チャーミングセールの前身があったことをご存じの方は少ないと思います。比較的、お客さまの少ない2月と8月に元町で洋装品などを扱う店が集まりお金とアイデアを出し合ってバーゲンセールをしようということになりました。昭和34年だったと思います。自主運営的なかたちで、20数軒ではじめたセールは翌35年、参加する店が増え、人気店では店内に入るのを待つ長い行列ができるほどでした。そして36年、任意の集まりだったSS会火曜会主催の秋のセールを「チャーミングセール」と銘打ち、大々的に行ったのが第一回目だったんです。この企画は大きな効果をもたらしました。商店街のすべての店が参加してのバーゲンセールですから話題を集め、元町の名が全国的に知られるようになったんです。
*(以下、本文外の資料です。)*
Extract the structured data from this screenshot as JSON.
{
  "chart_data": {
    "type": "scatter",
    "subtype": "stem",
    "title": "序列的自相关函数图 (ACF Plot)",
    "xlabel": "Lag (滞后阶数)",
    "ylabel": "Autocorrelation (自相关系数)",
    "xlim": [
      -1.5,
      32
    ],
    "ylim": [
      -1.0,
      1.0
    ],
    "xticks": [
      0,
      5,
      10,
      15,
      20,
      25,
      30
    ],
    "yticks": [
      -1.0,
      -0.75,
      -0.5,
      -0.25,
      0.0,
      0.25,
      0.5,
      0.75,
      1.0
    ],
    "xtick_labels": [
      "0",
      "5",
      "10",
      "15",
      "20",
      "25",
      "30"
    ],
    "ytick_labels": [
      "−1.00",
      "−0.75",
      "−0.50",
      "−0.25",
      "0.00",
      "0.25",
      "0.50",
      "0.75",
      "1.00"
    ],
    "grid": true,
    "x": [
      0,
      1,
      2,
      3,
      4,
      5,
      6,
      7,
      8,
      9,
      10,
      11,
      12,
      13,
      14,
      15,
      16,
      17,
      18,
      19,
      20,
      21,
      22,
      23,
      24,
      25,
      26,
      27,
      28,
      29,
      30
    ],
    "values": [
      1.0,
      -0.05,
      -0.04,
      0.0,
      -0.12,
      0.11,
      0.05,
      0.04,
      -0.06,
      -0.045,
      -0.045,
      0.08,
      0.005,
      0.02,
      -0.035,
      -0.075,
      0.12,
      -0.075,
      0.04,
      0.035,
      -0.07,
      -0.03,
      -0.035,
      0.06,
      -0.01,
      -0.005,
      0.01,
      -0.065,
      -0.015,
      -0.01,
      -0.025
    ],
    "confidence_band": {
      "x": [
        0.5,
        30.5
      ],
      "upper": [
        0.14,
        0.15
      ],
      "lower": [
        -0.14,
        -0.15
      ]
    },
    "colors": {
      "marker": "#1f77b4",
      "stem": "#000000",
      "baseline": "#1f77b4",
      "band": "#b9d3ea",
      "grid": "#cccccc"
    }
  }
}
元町で飲食店は成功しない、とジンクスのようにいわれた時期がありました。でもいまはあてはまらない。仲通りを中心にフレンチレストランや創造的な和食を楽しめる店が軒を並べ、お客さまを集めています。元町で食事も買い物も楽しむ方が増えれば、自然と滞留時間が伸びていくでしょうね。ここでなければ売っていない、手に入らない名物が元町にあってもいい時代になったと思います。老舗の味も、いま人気の味もそろっていた東横のれん街(渋谷駅 東急百貨店)のようにね。

元町とともに半世紀

このまちに暮らしはじめて半世紀を過ぎました。みなとみらい線の開通で駅が入り口にでき、若い経営者の斬新な発想が、お客さまを引きつける店をうむ。まちの成長、変わり目をいつも感じていられるのは仕合わせです。元町の発展に、微力ながらもかかわってくることができたのは、リーダーや仲間に恵まれ、私のやるべき道を与えてくれたからだと考えています。私はいまや、天下の素浪人です。いまさらああだこうだと言う立場じゃありません。先輩諸氏の背中を見て育ってきた30代、40代といったつぎの世代に、元町の未来が託されています。私は次世代リーダーの活躍をずっと見つめていきたいと思います。